All’epoca Cayetano frequentava un tale Alfredo Tersi, suo coetaneo, entrambi dediti al furto di orologi agli operai che lavoravano nei cantieri per poi rivenderli in strada.
Il primo crimine del “bassetto orecchione” passò inosservato, poiché sarà lui stesso a rivelarlo diversi anni dopo al momento della confessione alle forze dell’ordine. Stando alla sua successiva confessione, nel 1906 rapisce una bambina di circa 2 anni, la porta in una zona disabitata, tenta di strangolarla, ma non ci riesce. Decide quindi di sotterrarla viva in una fossa che poi ricopre con spazzatura. Le autorità cercarono anche un riscontro alle sue parole, ma purtroppo sul luogo indicato era stato nel frattempo edificato un palazzo di due piani che impedì i necessari accertamenti. Comunque, negli archivi della polizia venne trovata una denuncia per la scomparsa di una bambina, una tale María Rosa Face, che all’epoca aveva tre anni e non fu mai ritrovata.

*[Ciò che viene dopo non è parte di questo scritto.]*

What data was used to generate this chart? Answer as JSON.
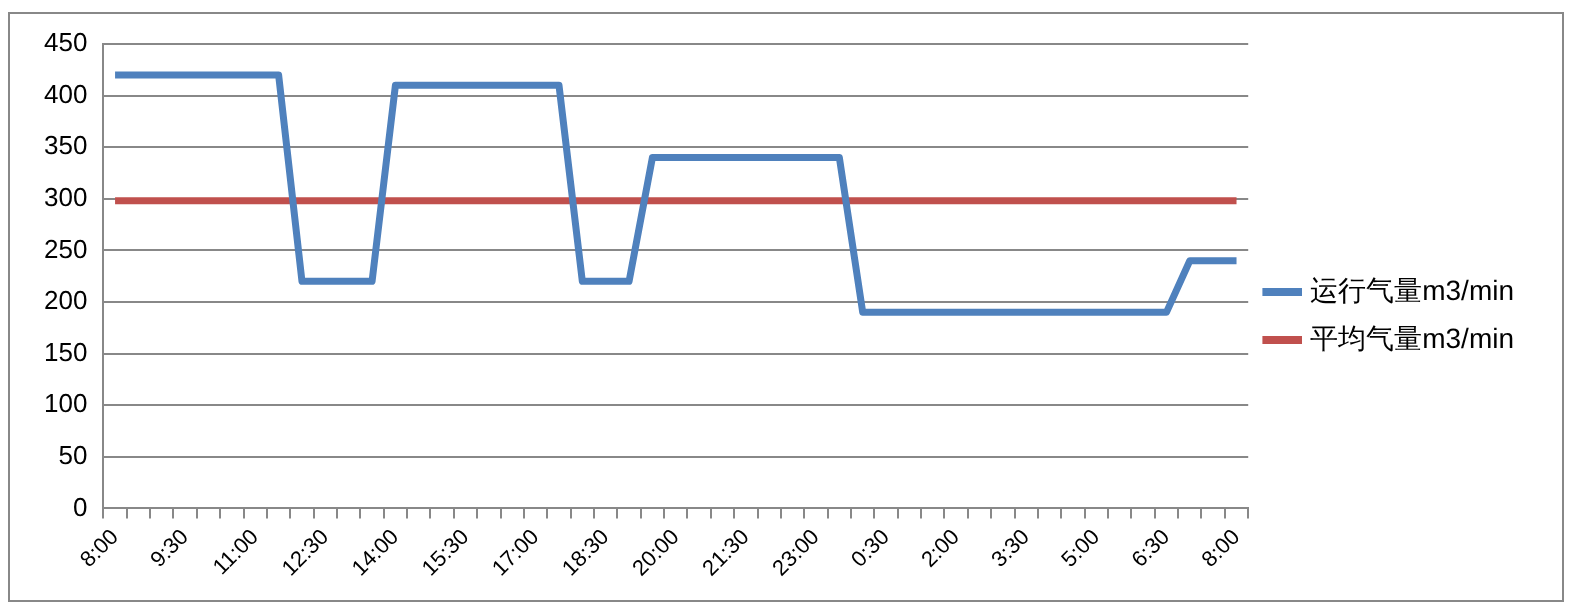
{
  "chart_data": {
    "type": "line",
    "categories": [
      "8:00",
      null,
      null,
      "9:30",
      null,
      null,
      "11:00",
      null,
      null,
      "12:30",
      null,
      null,
      "14:00",
      null,
      null,
      "15:30",
      null,
      null,
      "17:00",
      null,
      null,
      "18:30",
      null,
      null,
      "20:00",
      null,
      null,
      "21:30",
      null,
      null,
      "23:00",
      null,
      null,
      "0:30",
      null,
      null,
      "2:00",
      null,
      null,
      "3:30",
      null,
      null,
      "5:00",
      null,
      null,
      "6:30",
      null,
      null,
      "8:00"
    ],
    "series": [
      {
        "name": "运行气量m3/min",
        "color": "#4f81bd",
        "values": [
          420,
          420,
          420,
          420,
          420,
          420,
          420,
          420,
          220,
          220,
          220,
          220,
          410,
          410,
          410,
          410,
          410,
          410,
          410,
          410,
          220,
          220,
          220,
          340,
          340,
          340,
          340,
          340,
          340,
          340,
          340,
          340,
          190,
          190,
          190,
          190,
          190,
          190,
          190,
          190,
          190,
          190,
          190,
          190,
          190,
          190,
          240,
          240,
          240
        ]
      },
      {
        "name": "平均气量m3/min",
        "color": "#c0504d",
        "values": [
          298,
          298,
          298,
          298,
          298,
          298,
          298,
          298,
          298,
          298,
          298,
          298,
          298,
          298,
          298,
          298,
          298,
          298,
          298,
          298,
          298,
          298,
          298,
          298,
          298,
          298,
          298,
          298,
          298,
          298,
          298,
          298,
          298,
          298,
          298,
          298,
          298,
          298,
          298,
          298,
          298,
          298,
          298,
          298,
          298,
          298,
          298,
          298,
          298
        ]
      }
    ],
    "ylim": [
      0,
      450
    ],
    "yticks": [
      0,
      50,
      100,
      150,
      200,
      250,
      300,
      350,
      400,
      450
    ],
    "grid": "y",
    "legend": "right",
    "marker": "none"
  }
}
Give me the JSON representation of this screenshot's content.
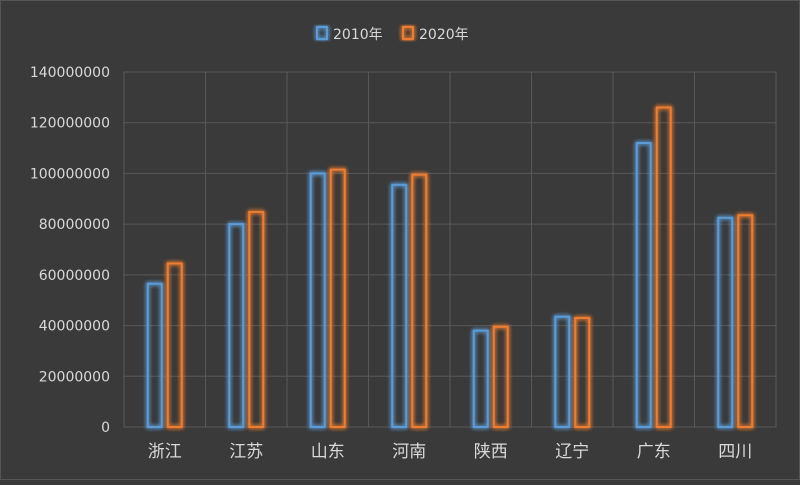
{
  "chart_data": {
    "type": "bar",
    "categories": [
      "浙江",
      "江苏",
      "山东",
      "河南",
      "陕西",
      "辽宁",
      "广东",
      "四川"
    ],
    "series": [
      {
        "name": "2010年",
        "color": "#5b9bd5",
        "values": [
          56500000,
          80000000,
          100000000,
          95500000,
          38000000,
          43500000,
          112000000,
          82500000
        ]
      },
      {
        "name": "2020年",
        "color": "#ed7d31",
        "values": [
          64500000,
          84800000,
          101500000,
          99500000,
          39500000,
          43000000,
          126000000,
          83500000
        ]
      }
    ],
    "ylim": [
      0,
      140000000
    ],
    "yticks": [
      0,
      20000000,
      40000000,
      60000000,
      80000000,
      100000000,
      120000000,
      140000000
    ],
    "grid": true,
    "legend": "top-center",
    "title": "",
    "xlabel": "",
    "ylabel": ""
  }
}
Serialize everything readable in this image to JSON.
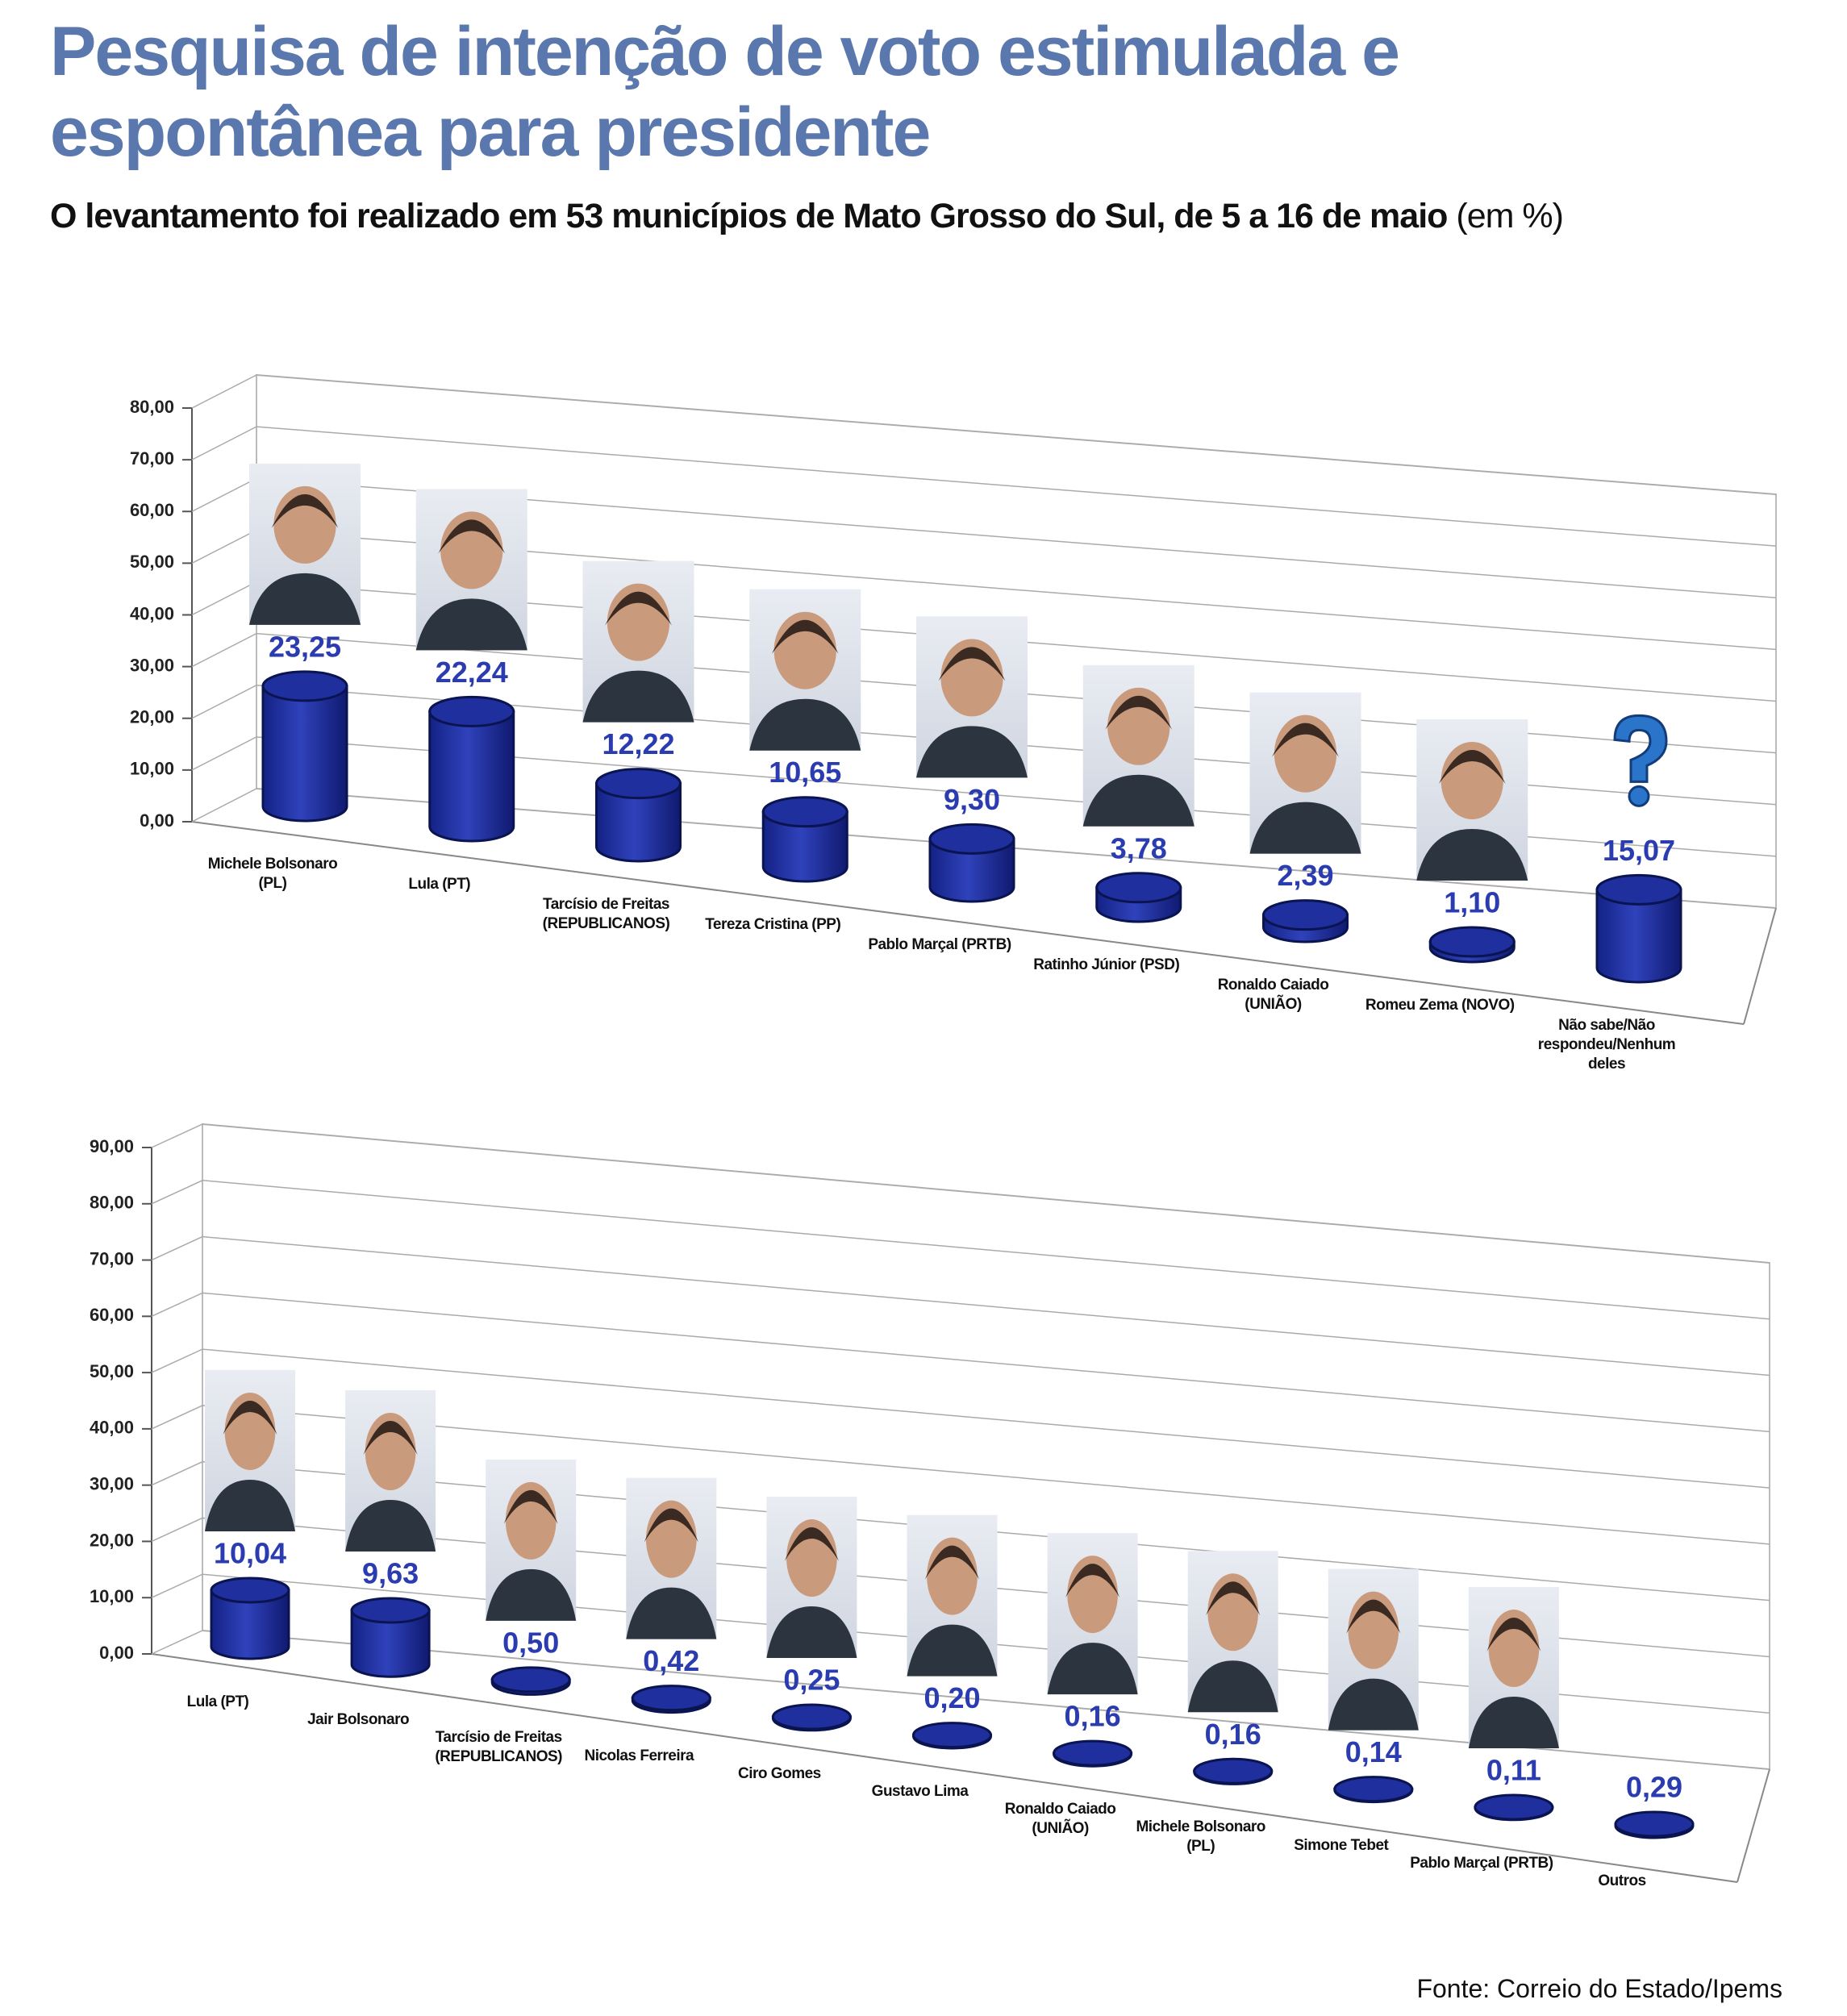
{
  "title": "Pesquisa de intenção de voto estimulada e espontânea para presidente",
  "subtitle": "O levantamento foi realizado em 53 municípios de Mato Grosso do Sul, de 5 a 16 de maio",
  "unit": "(em %)",
  "source": "Fonte: Correio do Estado/Ipems",
  "chart_data": [
    {
      "type": "bar",
      "color": "#1f2f9e",
      "grid": true,
      "categories": [
        "Michele Bolsonaro (PL)",
        "Lula (PT)",
        "Tarcísio de Freitas (REPUBLICANOS)",
        "Tereza Cristina (PP)",
        "Pablo Marçal (PRTB)",
        "Ratinho Júnior (PSD)",
        "Ronaldo Caiado (UNIÃO)",
        "Romeu Zema (NOVO)",
        "Não sabe/Não respondeu/Nenhum deles"
      ],
      "values": [
        23.25,
        22.24,
        12.22,
        10.65,
        9.3,
        3.78,
        2.39,
        1.1,
        15.07
      ],
      "value_labels": [
        "23,25",
        "22,24",
        "12,22",
        "10,65",
        "9,30",
        "3,78",
        "2,39",
        "1,10",
        "15,07"
      ],
      "ylim": [
        0,
        80
      ],
      "yticks": [
        {
          "value": 0,
          "label": "0,00"
        },
        {
          "value": 10,
          "label": "10,00"
        },
        {
          "value": 20,
          "label": "20,00"
        },
        {
          "value": 30,
          "label": "30,00"
        },
        {
          "value": 40,
          "label": "40,00"
        },
        {
          "value": 50,
          "label": "50,00"
        },
        {
          "value": 60,
          "label": "60,00"
        },
        {
          "value": 70,
          "label": "70,00"
        },
        {
          "value": 80,
          "label": "80,00"
        }
      ]
    },
    {
      "type": "bar",
      "color": "#1f2f9e",
      "grid": true,
      "categories": [
        "Lula (PT)",
        "Jair Bolsonaro",
        "Tarcísio de Freitas (REPUBLICANOS)",
        "Nicolas Ferreira",
        "Ciro Gomes",
        "Gustavo Lima",
        "Ronaldo Caiado (UNIÃO)",
        "Michele Bolsonaro (PL)",
        "Simone Tebet",
        "Pablo Marçal (PRTB)",
        "Outros"
      ],
      "values": [
        10.04,
        9.63,
        0.5,
        0.42,
        0.25,
        0.2,
        0.16,
        0.16,
        0.14,
        0.11,
        0.29
      ],
      "value_labels": [
        "10,04",
        "9,63",
        "0,50",
        "0,42",
        "0,25",
        "0,20",
        "0,16",
        "0,16",
        "0,14",
        "0,11",
        "0,29"
      ],
      "ylim": [
        0,
        90
      ],
      "yticks": [
        {
          "value": 0,
          "label": "0,00"
        },
        {
          "value": 10,
          "label": "10,00"
        },
        {
          "value": 20,
          "label": "20,00"
        },
        {
          "value": 30,
          "label": "30,00"
        },
        {
          "value": 40,
          "label": "40,00"
        },
        {
          "value": 50,
          "label": "50,00"
        },
        {
          "value": 60,
          "label": "60,00"
        },
        {
          "value": 70,
          "label": "70,00"
        },
        {
          "value": 80,
          "label": "80,00"
        },
        {
          "value": 90,
          "label": "90,00"
        }
      ]
    }
  ]
}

Sempre in quel periodo il padre di Godino denunciava alla polizia lo strano comportamento del figlio che si divertiva a torturare i polli che lui allevava. Sulla base di questi precedenti, Godino venne detenuto in carcere, su disposizione del tribunale locale, per due mesi. Poco dopo, una sera entrò negli uffici di un magazzino di materiali edilizi, dove diede fuoco ai libri contabili, provocando un incendio di tali dimensioni che i pompieri riuscirono a domarlo solo dopo varie ore di duro lavoro. All’epoca lui era già fortemente alcolizzato e ciò gli provocava febbre e dei fortissimi mal di testa che lo rendevano estremamente aggressivo con istinti omicidi.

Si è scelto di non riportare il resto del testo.